Antonia de Rendinger : Quand je sors de ma chambre, je n’ai plus une minute à moi. J’essaie d’aller visionner quelques projections. L’équipe du festival m’a fait une petite sélection. En plus de celles du soir, j’essaie d’en faire une ou deux dans la journée. Cependant, je n’avais pas prévu d’être autant arrêtée dans la rue pour prendre des selfies, signer des autographes… Ne vous méprenez pas, j’adore ces moments-là ! J’adore le public ! J’adore les gens ! C’est des moments qui me mettent tellement en valeur que mon ego en est pleinement satisfait. Je prépare également des petites choses pour la clôture. [Suspens.] Et demain, vendredi, je me consacre entièrement à revoir le conducteur, placer les musiques pour la montée des marches pour chacun des lauréats, voir comment on organise avec le directeur technique les petits moments d’improvisation non écrits, etc.

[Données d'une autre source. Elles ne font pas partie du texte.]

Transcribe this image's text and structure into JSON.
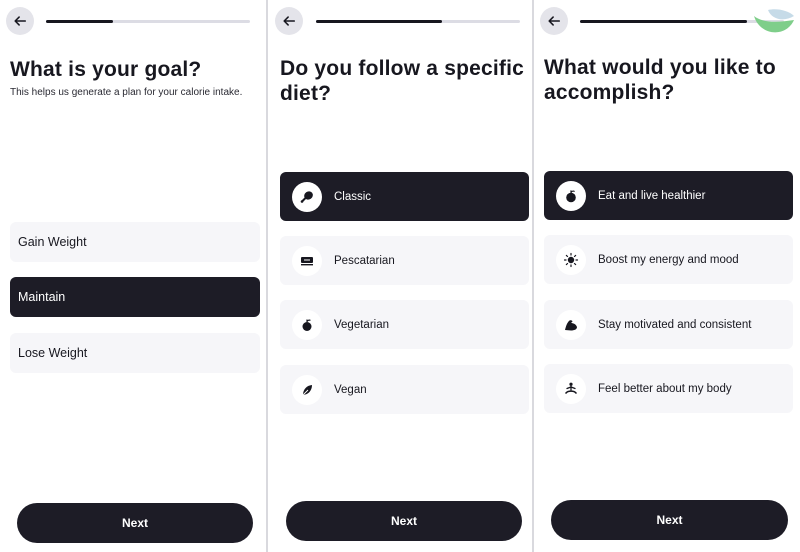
{
  "screens": [
    {
      "progress": 0.33,
      "title": "What is your goal?",
      "subtitle": "This helps us generate a plan for your calorie intake.",
      "options": [
        {
          "label": "Gain Weight",
          "selected": false
        },
        {
          "label": "Maintain",
          "selected": true
        },
        {
          "label": "Lose Weight",
          "selected": false
        }
      ],
      "next_label": "Next"
    },
    {
      "progress": 0.62,
      "title": "Do you follow a specific diet?",
      "options": [
        {
          "label": "Classic",
          "icon": "drumstick-icon",
          "selected": true
        },
        {
          "label": "Pescatarian",
          "icon": "fish-icon",
          "selected": false
        },
        {
          "label": "Vegetarian",
          "icon": "apple-icon",
          "selected": false
        },
        {
          "label": "Vegan",
          "icon": "leaf-icon",
          "selected": false
        }
      ],
      "next_label": "Next"
    },
    {
      "progress": 0.82,
      "title": "What would you like to accomplish?",
      "options": [
        {
          "label": "Eat and live healthier",
          "icon": "apple-icon",
          "selected": true
        },
        {
          "label": "Boost my energy and mood",
          "icon": "sun-icon",
          "selected": false
        },
        {
          "label": "Stay motivated and consistent",
          "icon": "flexed-arm-icon",
          "selected": false
        },
        {
          "label": "Feel better about my body",
          "icon": "meditation-icon",
          "selected": false
        }
      ],
      "next_label": "Next"
    }
  ],
  "colors": {
    "dark": "#1d1c26",
    "option_bg": "#f6f6f9",
    "track": "#dcdce4",
    "logo_green": "#7fce8a",
    "logo_blue": "#c6dbe8"
  }
}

Après le festival, quel est le programme d’Antonia de Rendinger ?
Antonia de Rendinger : Suite à une inondation, Emmaüs vient enlever quelques meubles de famille dans ma cave. Autrement, j’ai laissé une pause volontaire jusqu’au mois de décembre dans mon agenda. Cependant, je reprends Piquantes ! . Prochainement, je serai sur les antennes de France Bleue. J’ai laissé une pause volontaire dans mon agenda au cas où l’audiovisuel arriverait. Le fait d’avoir un calendrier de spectacles prédéfinis pouvait jusqu’alors refréner les productions. Or aujourd’hui, j’ai envie que les productions sachent qu’elles peuvent m’appeler. Que je ferais le ménage nécessaire si des choses intéressantes se profilaient. Et je l’espère.
On l’espère avec vous ! Et on vous donne rendez-vous ce samedi à 20h à La Coursive pour ladite Cérémonie de clôture.